Menurut penelitian, satu-satunya faktor lain yang diprediksi mempengaruhi perilaku pemilih adalah usia; dimana orang dewasa yang lebih tua cenderung memberikan suara lebih sering daripada orang dewasa muda. Penelitian dari kelompok lain juga telah menunjukkan bahwa pendidikan, pendapatan, dan ras sebagai prediktor penting dari perilaku pemilih.

Mengapa tingkat kortisol yang tinggi dapat dikaitkan dengan tingkat yang lebih rendah dari partisipasi dalam pemilu? Perancis mengutib hasil dari studi sebelumnya di mana tingkat tinggi kortisol pada sore hari terkait dengan penyakit depresi, kurang interaksi sosial, kecemasan terhadap perpisahan dan meningkatkan memori terhadap rasa takut.

“Tingkat kortisol yang tinggi pada sore hari mencerminkan berbagai proses sosial, kognitif, dan emosional, dan mungkin juga mempengaruhi sifat perilaku pemilih,” kata French.
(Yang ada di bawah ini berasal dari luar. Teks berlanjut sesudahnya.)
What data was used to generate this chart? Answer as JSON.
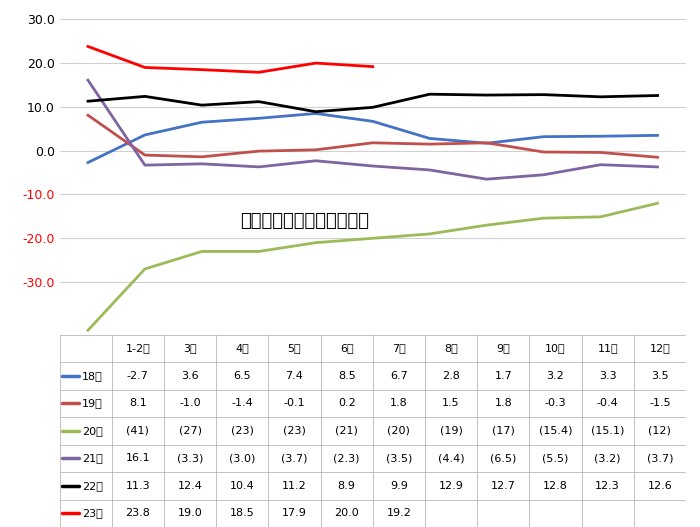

“Berdasarkan poin penting dari penelitian ini, saya percaya bahwa meskipun para ilmuwan sosial telah menghabiskan puluhan tahun mencoba untuk memprediksi perilaku pemilih berdasarkan informasi demografis, namun ada banyak hal yang harus dipelajari terkait perilaku memilih, termasuk melihat perbedaan biologis juga,” katanya. “Banyak faktor yang mempengaruhi keputusan untuk berpartisipasi dalam kegiatan politik yang paling penting di dalam demokrasi kita, dan penelitian kami menunjukkan bahwa stres secara fisiologis merupakan faktor biologis penting dalam keputusan ini. Percobaan kami membantu untuk lebih menjelaskan mengapa beberapa orang terlibat dalam politik pemilu, sedangkan lainnya tidak. ” Pungkasnya.

Referensi Jurnal :

Jeffrey A. French, Kevin B. Smith, John R. Alford, Adam Guck, Andrew K. Birnie, John R. Hibbing. Cortisol and politics: Variance in voting behavior is predicted by baseline cortisol levels. Physiology & Behavior, 2014; 133: 61 DOI: 10.1016/j.physbeh.2014.05.004.